I had been sitting at my favourite table in my favourite restaurant with my two favourite people having a spirited supper discussion with them about whether or not I, as a Roman Catholic, bore any responsibility for what the Catholic Church…oh, you know. Need I go into it again? I would really rather not. Once was bad enough. To be honest, it was a total car crash of an evening.
The problem was not the rights and wrongs of organised religion, but the fact that my sugar level was at a catastrophic low. We had arrived at the restaurant late and had sat waiting half an hour to put in our order. My best gay lawyer friend Stephen had walked 20 minutes from the Tube in the rain. The builder boyfriend had had a long day on a roof. And, most dangerously of all, I was hungry.

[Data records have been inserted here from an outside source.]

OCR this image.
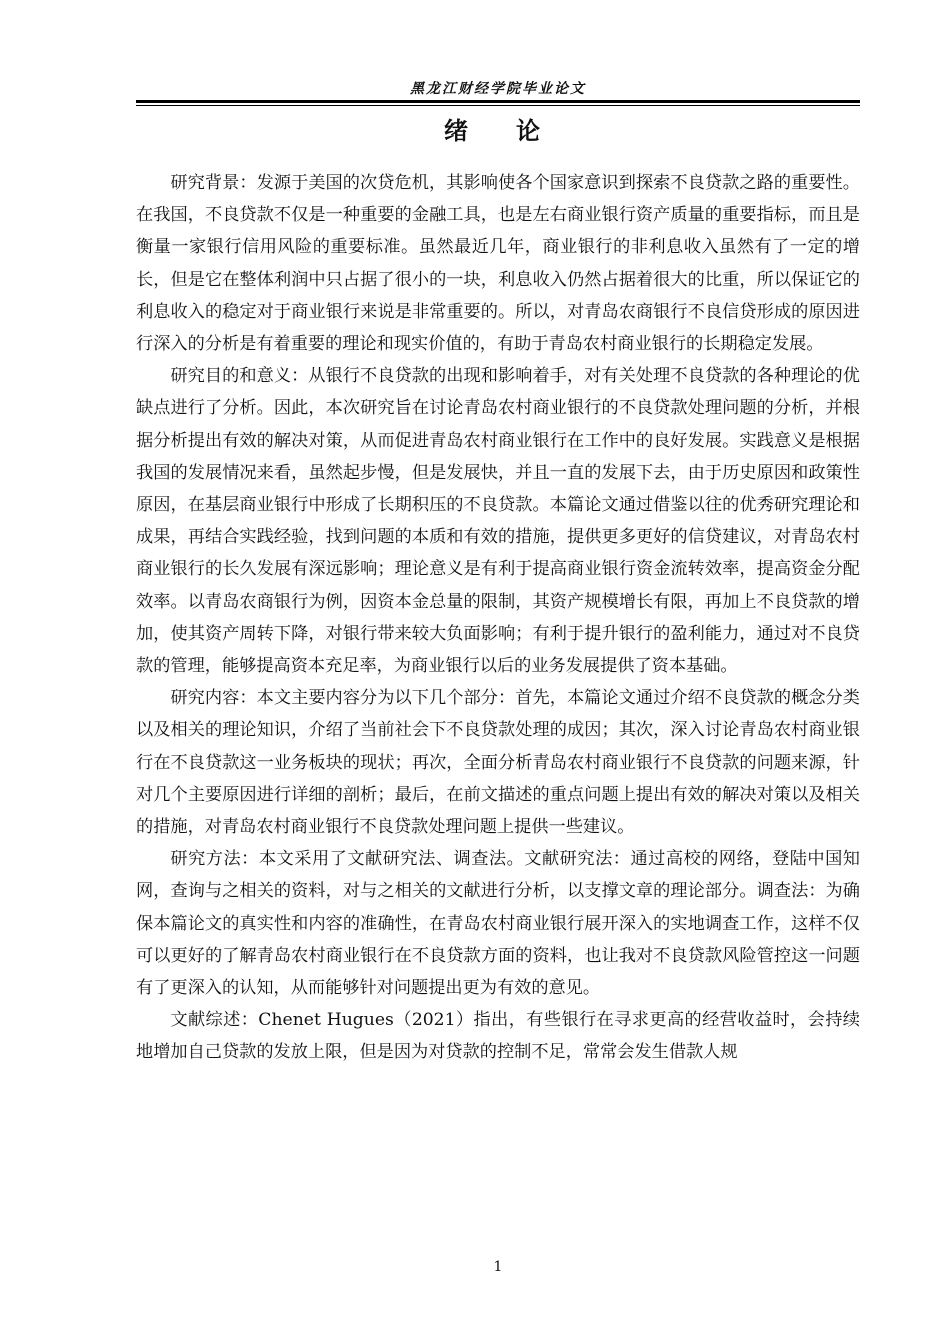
黑龙江财经学院毕业论文
绪　论

研究背景：发源于美国的次贷危机，其影响使各个国家意识到探索不良贷款之路的重要性。在我国，不良贷款不仅是一种重要的金融工具，也是左右商业银行资产质量的重要指标，而且是衡量一家银行信用风险的重要标准。虽然最近几年，商业银行的非利息收入虽然有了一定的增长，但是它在整体利润中只占据了很小的一块，利息收入仍然占据着很大的比重，所以保证它的利息收入的稳定对于商业银行来说是非常重要的。所以，对青岛农商银行不良信贷形成的原因进行深入的分析是有着重要的理论和现实价值的，有助于青岛农村商业银行的长期稳定发展。

研究目的和意义：从银行不良贷款的出现和影响着手，对有关处理不良贷款的各种理论的优缺点进行了分析。因此，本次研究旨在讨论青岛农村商业银行的不良贷款处理问题的分析，并根据分析提出有效的解决对策，从而促进青岛农村商业银行在工作中的良好发展。实践意义是根据我国的发展情况来看，虽然起步慢，但是发展快，并且一直的发展下去，由于历史原因和政策性原因，在基层商业银行中形成了长期积压的不良贷款。本篇论文通过借鉴以往的优秀研究理论和成果，再结合实践经验，找到问题的本质和有效的措施，提供更多更好的信贷建议，对青岛农村商业银行的长久发展有深远影响；理论意义是有利于提高商业银行资金流转效率，提高资金分配效率。以青岛农商银行为例，因资本金总量的限制，其资产规模增长有限，再加上不良贷款的增加，使其资产周转下降，对银行带来较大负面影响；有利于提升银行的盈利能力，通过对不良贷款的管理，能够提高资本充足率，为商业银行以后的业务发展提供了资本基础。

研究内容：本文主要内容分为以下几个部分：首先，本篇论文通过介绍不良贷款的概念分类以及相关的理论知识，介绍了当前社会下不良贷款处理的成因；其次，深入讨论青岛农村商业银行在不良贷款这一业务板块的现状；再次，全面分析青岛农村商业银行不良贷款的问题来源，针对几个主要原因进行详细的剖析；最后，在前文描述的重点问题上提出有效的解决对策以及相关的措施，对青岛农村商业银行不良贷款处理问题上提供一些建议。

研究方法：本文采用了文献研究法、调查法。文献研究法：通过高校的网络，登陆中国知网，查询与之相关的资料，对与之相关的文献进行分析，以支撑文章的理论部分。调查法：为确保本篇论文的真实性和内容的准确性，在青岛农村商业银行展开深入的实地调查工作，这样不仅可以更好的了解青岛农村商业银行在不良贷款方面的资料，也让我对不良贷款风险管控这一问题有了更深入的认知，从而能够针对问题提出更为有效的意见。

文献综述：Chenet Hugues（2021）指出，有些银行在寻求更高的经营收益时，会持续地增加自己贷款的发放上限，但是因为对贷款的控制不足，常常会发生借款人规

1
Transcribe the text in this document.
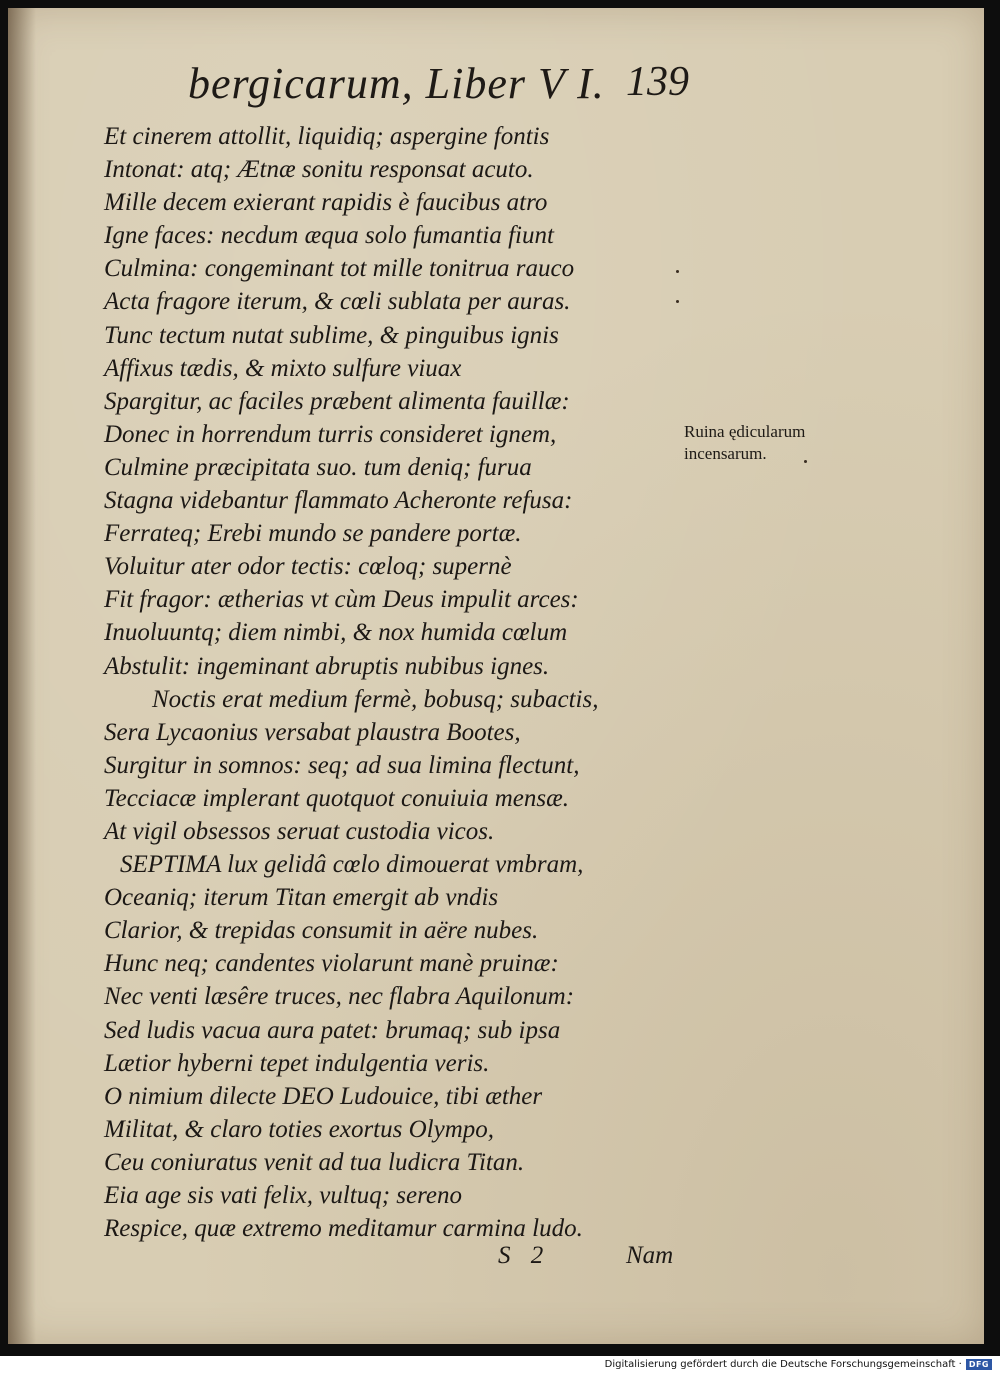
bergicarum, Liber V I. 139
Et cinerem attollit, liquidiq; aspergine fontis
Intonat: atq; Ætnæ sonitu responsat acuto.
Mille decem exierant rapidis è faucibus atro
Igne faces: necdum æqua solo fumantia fiunt
Culmina: congeminant tot mille tonitrua rauco
Acta fragore iterum, & cœli sublata per auras.
Tunc tectum nutat sublime, & pinguibus ignis
Affixus tædis, & mixto sulfure viuax
Spargitur, ac faciles præbent alimenta fauillæ:
Donec in horrendum turris consideret ignem,
Culmine præcipitata suo. tum deniq; furua
Stagna videbantur flammato Acheronte refusa:
Ferrateq; Erebi mundo se pandere portæ.
Voluitur ater odor tectis: cœloq; supernè
Fit fragor: ætherias vt cùm Deus impulit arces:
Inuoluuntq; diem nimbi, & nox humida cœlum
Abstulit: ingeminant abruptis nubibus ignes.
Noctis erat medium fermè, bobusq; subactis,
Sera Lycaonius versabat plaustra Bootes,
Surgitur in somnos: seq; ad sua limina flectunt,
Tecciacæ implerant quotquot conuiuia mensæ.
At vigil obsessos seruat custodia vicos.
SEPTIMA lux gelidâ cœlo dimouerat vmbram,
Oceaniq; iterum Titan emergit ab vndis
Clarior, & trepidas consumit in aëre nubes.
Hunc neq; candentes violarunt manè pruinæ:
Nec venti læsêre truces, nec flabra Aquilonum:
Sed ludis vacua aura patet: brumaq; sub ipsa
Lætior hyberni tepet indulgentia veris.
O nimium dilecte DEO Ludouice, tibi æther
Militat, & claro toties exortus Olympo,
Ceu coniuratus venit ad tua ludicra Titan.
Eia age sis vati felix, vultuq; sereno
Respice, quæ extremo meditamur carmina ludo.
Ruina ędicularum
incensarum.
S 2	Nam
Digitalisierung gefördert durch die Deutsche Forschungsgemeinschaft · DFG
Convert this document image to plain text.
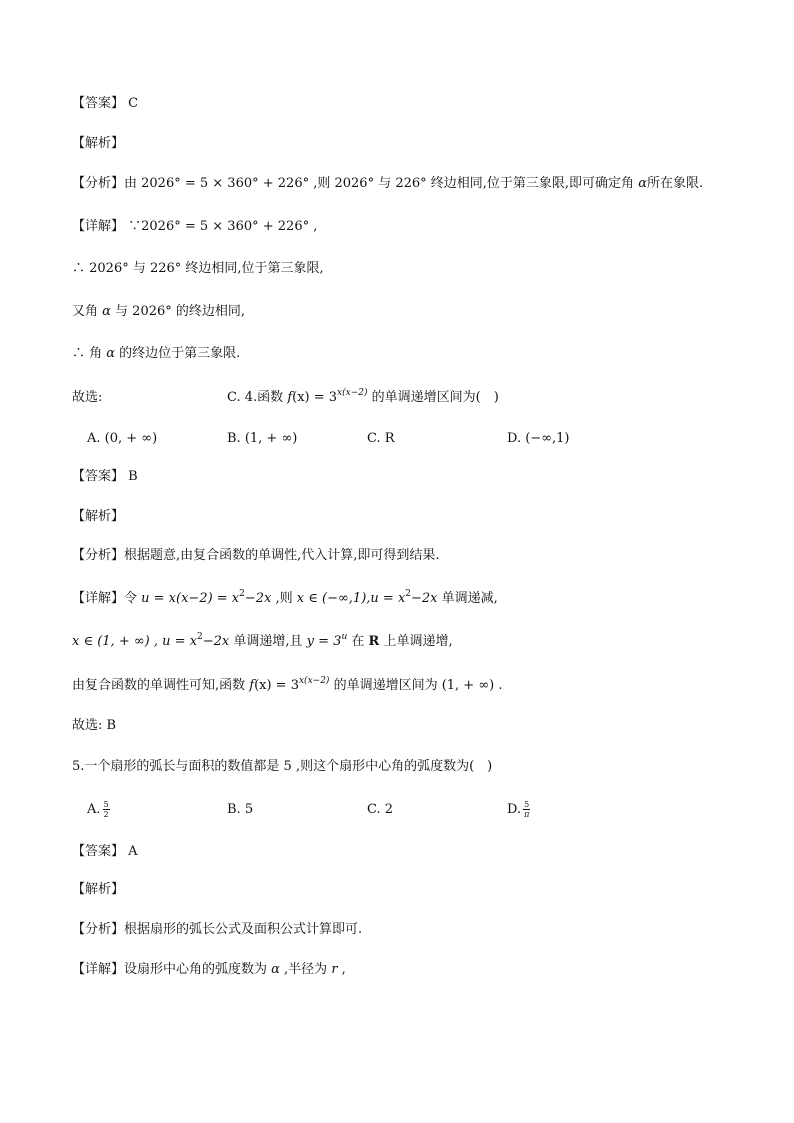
【答案】 C
【解析】
【分析】由 2026° = 5 × 360° + 226° ,则 2026° 与 226° 终边相同,位于第三象限,即可确定角 α所在象限.
【详解】 ∵2026° = 5 × 360° + 226° ,
∴ 2026° 与 226° 终边相同,位于第三象限,
又角 α 与 2026° 的终边相同,
∴ 角 α 的终边位于第三象限.
故选:	C. 4.函数 $f(x) = 3^{x(x-2)}$ 的单调递增区间为(　)
A. (0, + ∞)	B. (1, + ∞)	C. R	D. (−∞,1)
【答案】 B
【解析】
【分析】根据题意,由复合函数的单调性,代入计算,即可得到结果.
【详解】令 $u = x(x-2) = x^2-2x$ ,则 x ∈ $(-\infty,1),u = x^2-2x$ 单调递减,
x ∈ (1, + ∞) , $u = x^2-2x$ 单调递增,且 $y = 3^u$ 在 R 上单调递增,
由复合函数的单调性可知,函数 $f(x) = 3^{x(x-2)}$ 的单调递增区间为 (1, + ∞) .
故选: B
5.一个扇形的弧长与面积的数值都是 5 ,则这个扇形中心角的弧度数为(　)
A. $\frac{5}{2}$	B. 5	C. 2	D. $\frac{5}{\pi}$
【答案】 A
【解析】
【分析】根据扇形的弧长公式及面积公式计算即可.
【详解】设扇形中心角的弧度数为 α ,半径为 r ,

‘Where is the waitress?’ I said, banging my menu on the table like a toddler. When she finally came, I should have ordered the quickest thing possible. Some pâté on toast, for example. That would have arrived quickly. But I fancied the chicken livers to start followed by the bream, and that took way too long. When our food finally arrived at 10 p.m. I was almost beyond help. Every attempt at conversation, even frivolous banter, was ending in disaster: ‘How can you not know who Liz Hurley is?’ I screamed at the builder. ‘How? HOW?’
If we couldn’t handle Liz Hurley we were never going to handle Ralph Miliband, Marxism, and then, as if we had just decided to light the touchpaper and burn ourselves to death, one of us, I think it was the builder, said: ‘I mean, look at what’s going on with the Catholic Church…’
Much of it is a terrible blur but I do remember flashes.